Right, but it's not the total calories that folks like me and mslyuter are worried about. Sugar and other carbs, when digested, raise blood sugar levels, which in turn raises insulin. Then, blood sugar gets sucked into fat cells and converted into fat simply because of the insulin. So those calories don't even get a chance to be used in their original form before they're stored as fat.
IMO the various ways blood sugar affects your appetite and your body chemistry are probably more responsible for the obesity epidemic than the high-calorie content of fatty foods.
I don't know if we're understanding each other... I'm saying that there are carbs that get transformed into fat. These calories, by definition, do not get used until the fat is released from that cell. Which could be a loooong time.
You're right, glycogen is another place that carbs can go. But unless you're exercising there probably isn't a lot going there.
Lipogenesis is legitimate, but it's not the primary pathway for carb metabolism if you have a healthy diet. Glycogen is the primary way that blood sugar levels are regulated, and your body greatly prefers glycogenesis to lipogenesis.
If you're exercising, your body doesn't build glycogen; rather, it shuts down the metabolic pathways for glycogenesis because burning glycogen while building it is very inefficient. (It's a form of hysteresis.)
... painting with broad strokes because my background is in biochemistry, not nutrition.

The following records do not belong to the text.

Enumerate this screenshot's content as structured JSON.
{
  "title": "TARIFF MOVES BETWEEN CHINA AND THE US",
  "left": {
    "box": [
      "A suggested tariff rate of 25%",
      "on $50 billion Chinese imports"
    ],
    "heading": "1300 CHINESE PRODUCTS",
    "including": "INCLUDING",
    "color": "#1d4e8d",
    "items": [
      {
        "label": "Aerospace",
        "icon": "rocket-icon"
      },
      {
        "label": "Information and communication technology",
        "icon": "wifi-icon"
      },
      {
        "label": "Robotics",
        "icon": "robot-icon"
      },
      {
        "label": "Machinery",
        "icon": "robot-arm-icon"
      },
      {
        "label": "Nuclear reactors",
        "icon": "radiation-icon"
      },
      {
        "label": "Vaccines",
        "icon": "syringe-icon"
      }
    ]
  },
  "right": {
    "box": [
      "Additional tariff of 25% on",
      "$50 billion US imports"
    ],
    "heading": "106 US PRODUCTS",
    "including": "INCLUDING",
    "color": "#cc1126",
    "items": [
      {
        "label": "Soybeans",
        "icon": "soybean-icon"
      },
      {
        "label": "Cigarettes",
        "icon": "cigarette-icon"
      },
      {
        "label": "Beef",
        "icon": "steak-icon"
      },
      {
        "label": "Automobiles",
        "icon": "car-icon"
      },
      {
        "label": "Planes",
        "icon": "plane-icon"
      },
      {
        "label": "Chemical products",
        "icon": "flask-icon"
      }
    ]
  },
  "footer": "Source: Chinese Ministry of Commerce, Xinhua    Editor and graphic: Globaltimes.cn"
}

I think the difference here is that glucose can be converted to glycogen, but fructose can't. Both high-fructose corn syrup and sucrose are a combination of approx. 50/50 fructose/glucose (the most common HFC in use is a 55/45 split; sucrose has a chemical bond between the two sugars, but HFC doesn't). My understanding is that when most people refer to sugar, they are talking about sucrose, and not glucose in isolation; therefore, ~50% of 'sugar' can't be converted to glycogen.
By exercising, I meant exercising regularly. In my understanding, you don't make new glycogen unless your glycogen stores are down. And the body can only store about 3 pounds of glycogen from what I've read.
So what I'm saying is if you're mostly sedentary, eating a high-carb diet, your blood sugar levels will rise to the point that insulin is secreted. And then some of that blood sugar will be converted to fat, and its energy will be 'lost' - it won't be used unless blood sugar levels go down again and glucagon is released. But many people eat way too much and too often for this to happen, and they just keep on packing on the pounds. Thus, carbs causing weight gain while fat gets the blame.
I mean, think about it. All the sugar that comes into your bloodstream from, say, two bowls of cereal in the morning. You have about 3 cups of milk, 3 cups of grains. This is a pretty big amount of carbs that gets digested very quickly. Then you drive to work and sit on your bum for 4 hours. Don't you think some of that carbohydrate energy could be converted to fat before your next meal?
Insulin is secreted every time you eat. It's not a bad thing, it's a very fundamental part of regulating your blood sugar. (Ask someone with type I diabetes -- it's a royal pain to control blood sugar manually.) It's released whether you're active, sedimentary, eating a healthy diet, or junk food.
When you eat breakfast in the morning, you're most certainly replenishing glycogen. While you sleep, it's the primary source of blood glucose. Your body will prefer to replenish the glycogen before beginning lipogenesis.
There is, if a person's diet is consistently high in sugary foods. They can build up insulin resistance as a result of a constantly high insulin level, and ultimately develop type 2 diabetes.
ObReference to "Good Calories, Bad Calories."